Sunday, 23 September 2012

Sunday Salon: Something on Grief

Today Preston talks about grief and how there is a space for grief not just at funerals.
Preston normally writes over at see Prestonblog where he writes about art and faith and about writing (because he does a lot of that).
I met Preston through my dear friend Anna who organised for the three of us to have an amazingly fun dinner (you see, the three of us - we like to cook, eat good food, and talk about our blogs). Since then, Preston's writing has made me laugh, has made me cry, has made me think. I hope you get the same joy out of reading his words.

I don’t cry at funerals.

I feel that it’s important to inform you of that upfront. The rest of this would be an exercise in a kind of cheap sentimentality if I did not.

I cry in other circumstances: moments of joy, ordinary graces, when the Host is lifted during the Eucharist, when films end with impossibly true endings—either for the better or the worse. I weep for the sad things, I weep for the sad, but funerals have never moved me to tears. Sometimes before, sometimes after, but not during.

A fistful of dirt upon the coffin. A lily dropped into void. My face offers nothing but solemn recognition, an awareness that something has been lost, but I know then only the smudgness of it, not the something of it.

It is, ultimately, an exercise in self-preservation.


My grandmother wore black for weeks after my grandfather died.

I’m not sure many people noticed. It was an old custom, the mark of the widow, the mark of the grieved, but it didn’t translate.

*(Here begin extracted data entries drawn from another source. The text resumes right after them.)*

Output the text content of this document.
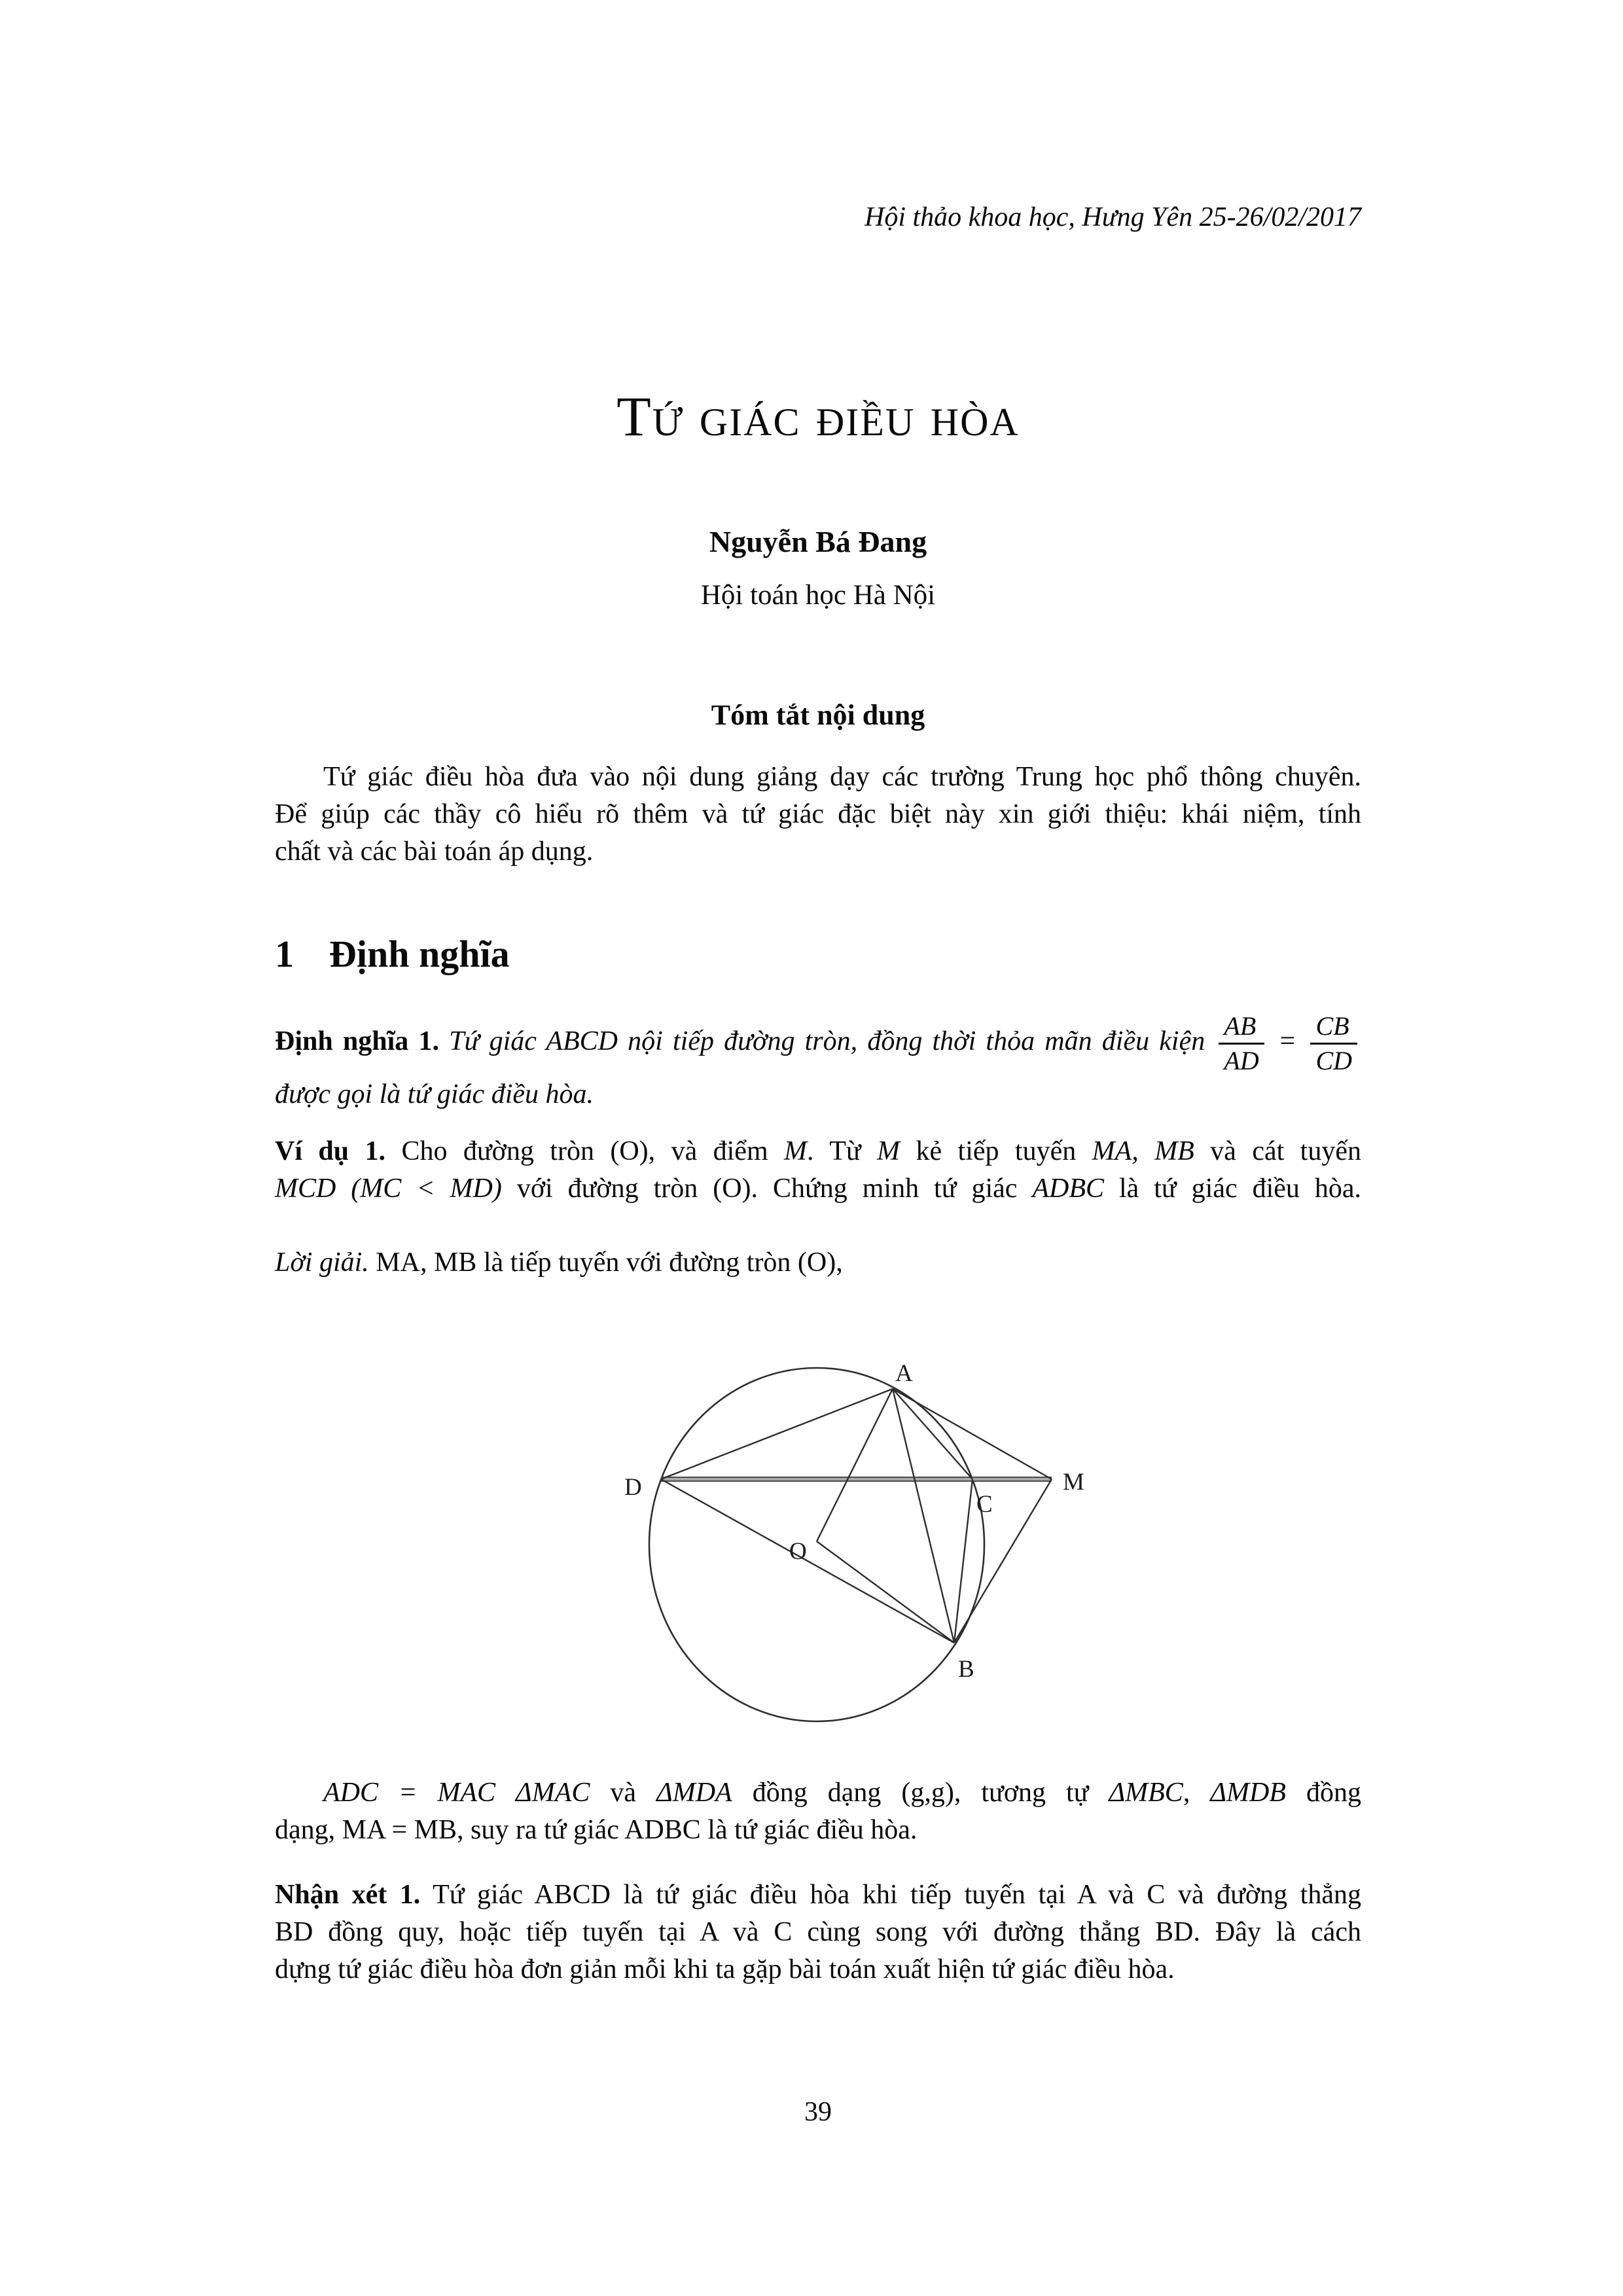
Hội thảo khoa học, Hưng Yên 25-26/02/2017
Tứ giác điều hòa
Nguyễn Bá Đang
Hội toán học Hà Nội
Tóm tắt nội dung
Tứ giác điều hòa đưa vào nội dung giảng dạy các trường Trung học phổ thông chuyên.
Để giúp các thầy cô hiểu rõ thêm và tứ giác đặc biệt này xin giới thiệu: khái niệm, tính
chất và các bài toán áp dụng.
1 Định nghĩa
Định nghĩa 1. Tứ giác ABCD nội tiếp đường tròn, đồng thời thỏa mãn điều kiện $\frac{AB}{AD} = \frac{CB}{CD}$
được gọi là tứ giác điều hòa.
Ví dụ 1. Cho đường tròn (O), và điểm M. Từ M kẻ tiếp tuyến MA, MB và cát tuyến
MCD (MC < MD) với đường tròn (O). Chứng minh tứ giác ADBC là tứ giác điều hòa.
Lời giải. MA, MB là tiếp tuyến với đường tròn (O),
A
D
C
M
O
B
ADC = MAC ΔMAC và ΔMDA đồng dạng (g,g), tương tự ΔMBC, ΔMDB đồng
dạng, MA = MB, suy ra tứ giác ADBC là tứ giác điều hòa.
Nhận xét 1. Tứ giác ABCD là tứ giác điều hòa khi tiếp tuyến tại A và C và đường thẳng
BD đồng quy, hoặc tiếp tuyến tại A và C cùng song với đường thẳng BD. Đây là cách
dựng tứ giác điều hòa đơn giản mỗi khi ta gặp bài toán xuất hiện tứ giác điều hòa.
39
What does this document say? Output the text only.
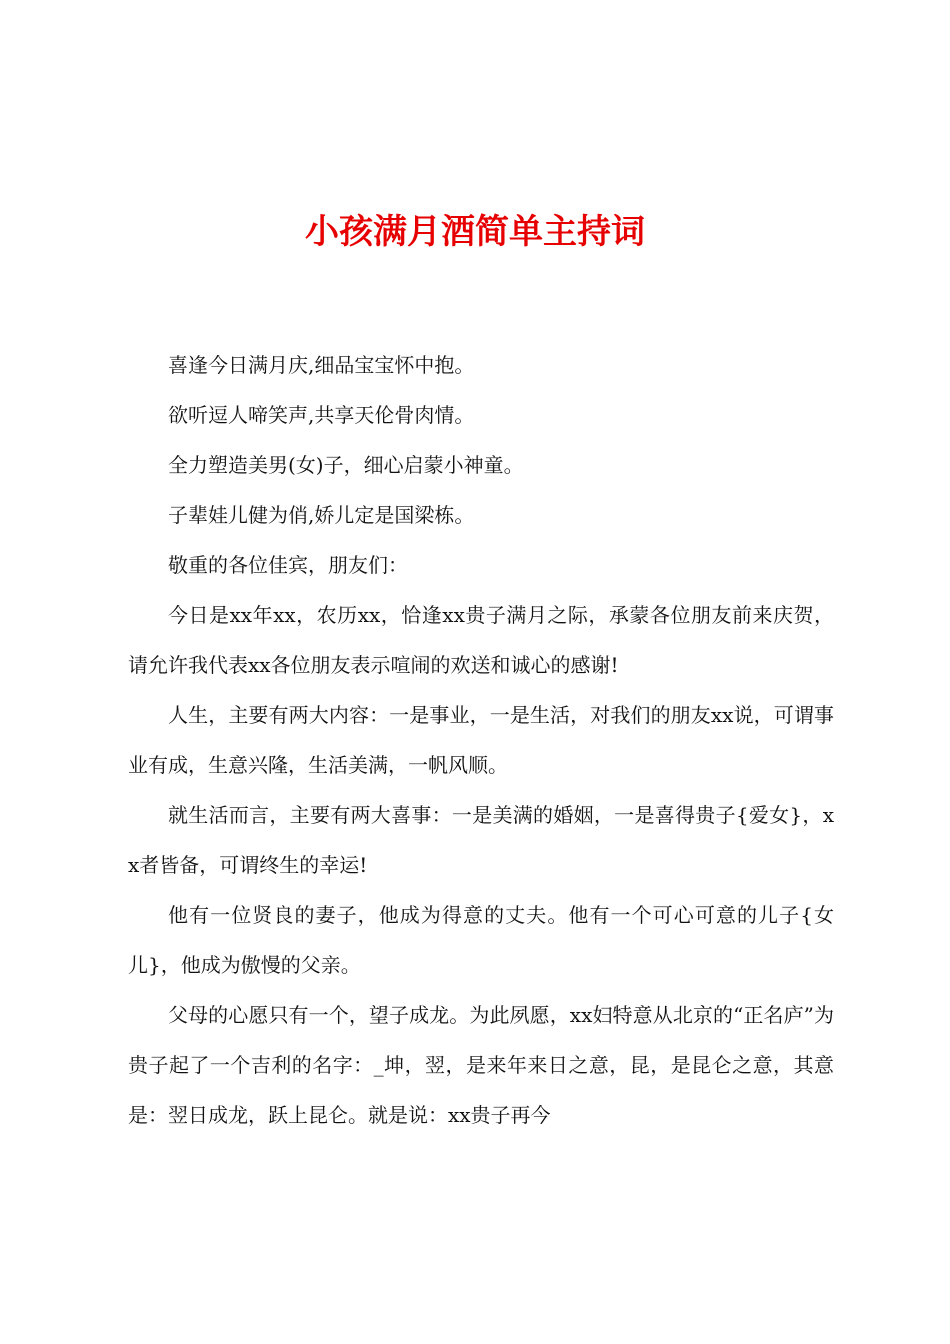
小孩满月酒简单主持词

喜逢今日满月庆,细品宝宝怀中抱。

欲听逗人啼笑声,共享天伦骨肉情。

全力塑造美男(女)子，细心启蒙小神童。

子辈娃儿健为俏,娇儿定是国梁栋。

敬重的各位佳宾，朋友们：

今日是xx年xx，农历xx，恰逢xx贵子满月之际，承蒙各位朋友前来庆贺，请允许我代表xx各位朋友表示喧闹的欢送和诚心的感谢!

人生，主要有两大内容：一是事业，一是生活，对我们的朋友xx说，可谓事业有成，生意兴隆，生活美满，一帆风顺。

就生活而言，主要有两大喜事：一是美满的婚姻，一是喜得贵子{爱女}，xx者皆备，可谓终生的幸运!

他有一位贤良的妻子，他成为得意的丈夫。他有一个可心可意的儿子{女儿}，他成为傲慢的父亲。

父母的心愿只有一个，望子成龙。为此夙愿，xx妇特意从北京的“正名庐”为贵子起了一个吉利的名字：_坤，翌，是来年来日之意，昆，是昆仑之意，其意是：翌日成龙，跃上昆仑。就是说：xx贵子再今
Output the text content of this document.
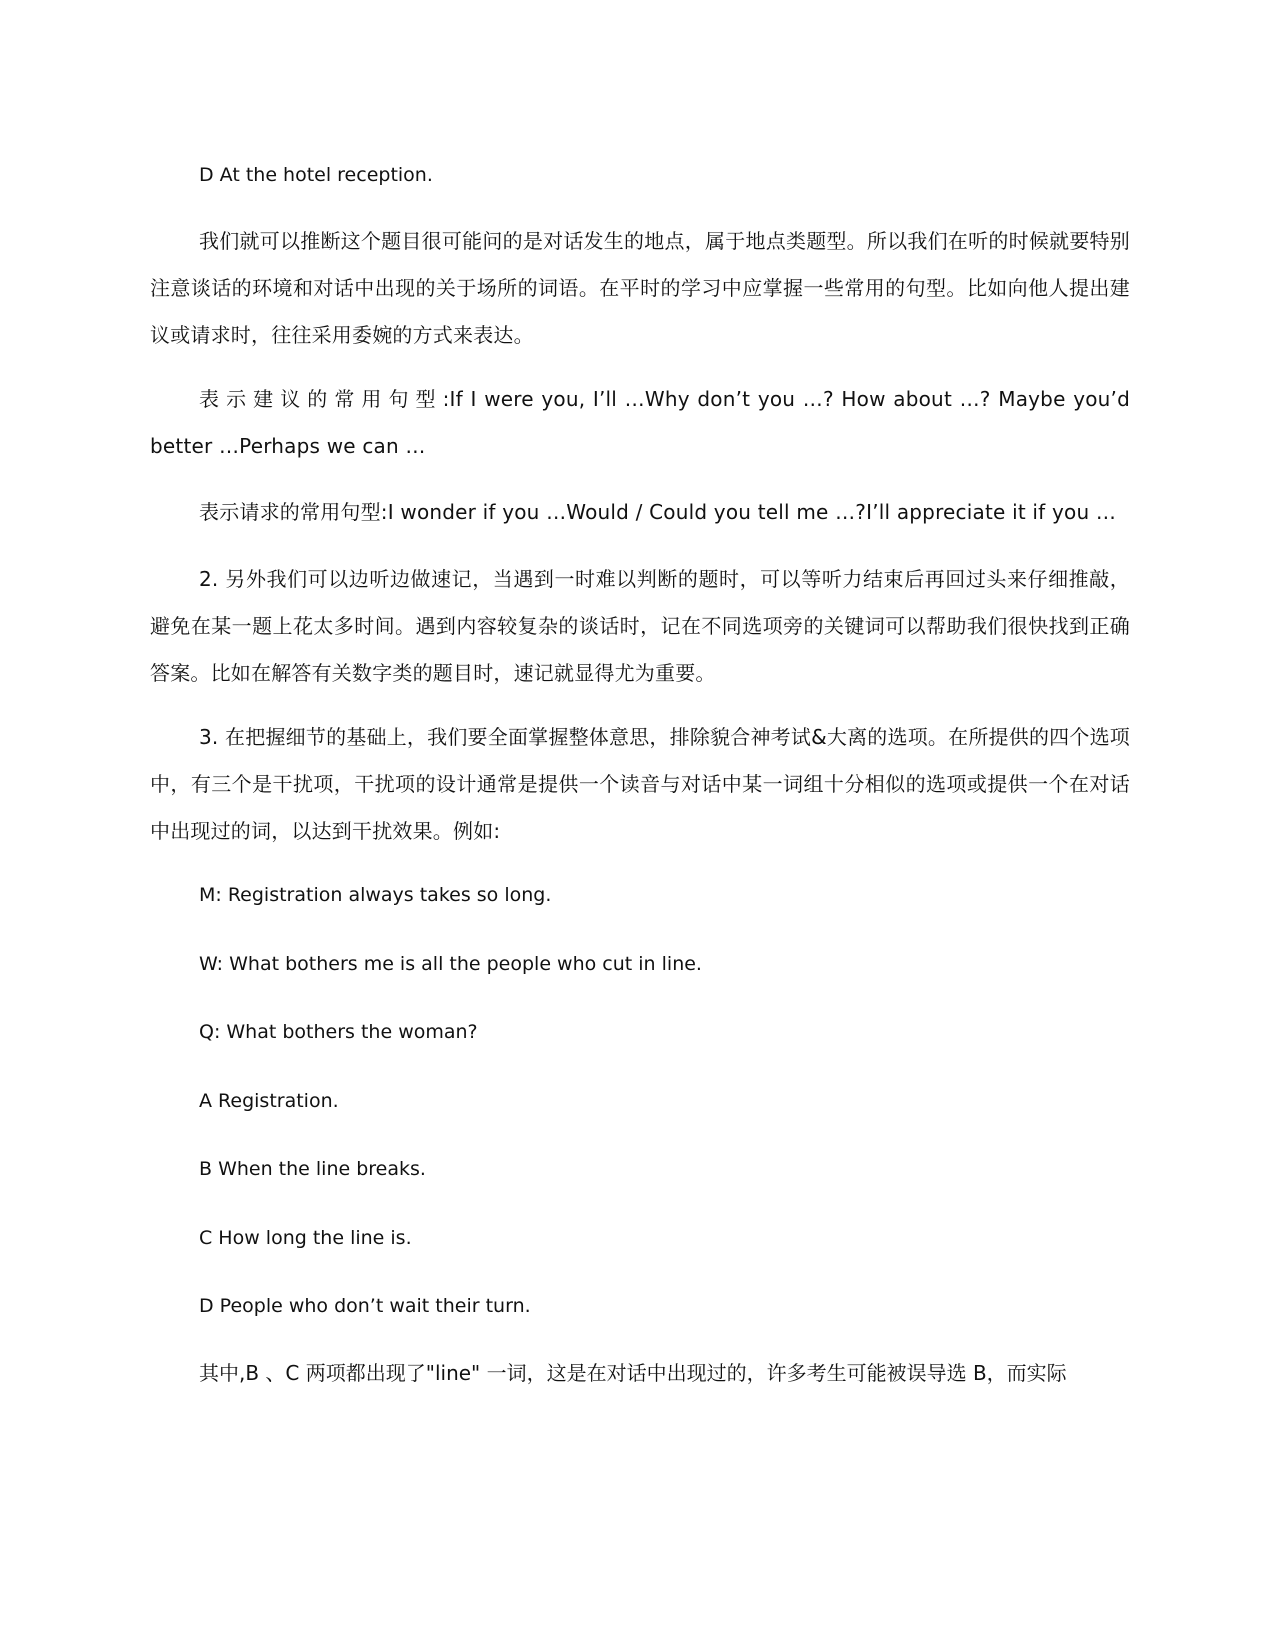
D At the hotel reception.

我们就可以推断这个题目很可能问的是对话发生的地点，属于地点类题型。所以我们在听的时候就要特别注意谈话的环境和对话中出现的关于场所的词语。在平时的学习中应掌握一些常用的句型。比如向他人提出建议或请求时，往往采用委婉的方式来表达。

表示建议的常用句型:If I were you, I’ll …Why don’t you …? How about …? Maybe you’d better …Perhaps we can …

表示请求的常用句型:I wonder if you …Would / Could you tell me …?I’ll appreciate it if you …

2. 另外我们可以边听边做速记，当遇到一时难以判断的题时，可以等听力结束后再回过头来仔细推敲，避免在某一题上花太多时间。遇到内容较复杂的谈话时，记在不同选项旁的关键词可以帮助我们很快找到正确答案。比如在解答有关数字类的题目时，速记就显得尤为重要。

3. 在把握细节的基础上，我们要全面掌握整体意思，排除貌合神考试&大离的选项。在所提供的四个选项中，有三个是干扰项，干扰项的设计通常是提供一个读音与对话中某一词组十分相似的选项或提供一个在对话中出现过的词，以达到干扰效果。例如:

M: Registration always takes so long.

W: What bothers me is all the people who cut in line.

Q: What bothers the woman?

A Registration.

B When the line breaks.

C How long the line is.

D People who don’t wait their turn.

其中,B 、C 两项都出现了"line" 一词，这是在对话中出现过的，许多考生可能被误导选 B，而实际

Would you like to try this perfume? Perhaps entice some man?

That was in a mall once, I think but a few months after. I think she had stopped wearing black by then. I think the sales girl who asked meant nothing of offense. I think these things over and over as my grandmother tells me the story and fights not to weep over it again.

I think I should know what to do in this moment, but I can offer nothing beyond what I think is but an empty bowl, outstretched, to catch her words and hold them for a time as my own.


And what they have stammered ever since
are fragments
of your ancient name.

Rilke, to God, on the fracturing unwholeness of death.


I am a Christian, so I believe in the resurrection of the dead.

I say that as preface to this other bit I want to focus on, which is not about resurrection but the question of before, or, rather, the question of endurance. The question of during.

In the Gospel of St. John, when Mary and Martha mourn the loss of their brother Lazarus, we glimpse the culture of the day. Their mourning is not in isolation or in measured moments, but with a community around them. Their home, full of those who mourn along side them, who sit and listen, speak nothing, allow grief to be a palpable thing, something that sits in the space with them, speaks to them, threatens, perhaps, to overtake them.

There is the moment when Martha rises to meet Jesus far off, to demand why He did not come sooner, to confront. And this is the image that resonates, the image I think of before I think I am a Christian, so I believe in the resurrection of the dead.

When Martha goes to meet Jesus, everyone who was with her follows. They say nothing, from what we can tell, but they follow all the same. Where her grief takes her, they go. The question of duration. Grief observed, not cast aside.


What am I trying to say here?

I am trying, in fragment, to suggest something about how we understand death. Modern culture has insisted that we grieve in haste, that we leave the infirm in their pain until they are numb enough to sit in our alleged peacefulness once more.

Here, my bias is showing, I grant. But what I am saying is this: perhaps we need to be a collective people when grief comes. Perhaps, when I can’t cry at funerals, I can cry in the before and after because tears are needed in those moments, too. Perhaps.

And what they have stammered ever since
are fragments
of your ancient name.


I keep turning it over.

I keep hurtling it up to the vaulted heavens, wondering if it should reach the throne of God.

As I sit, here, beside the one now having lost. As I weep in the before, the after, and ponder this strange place of during.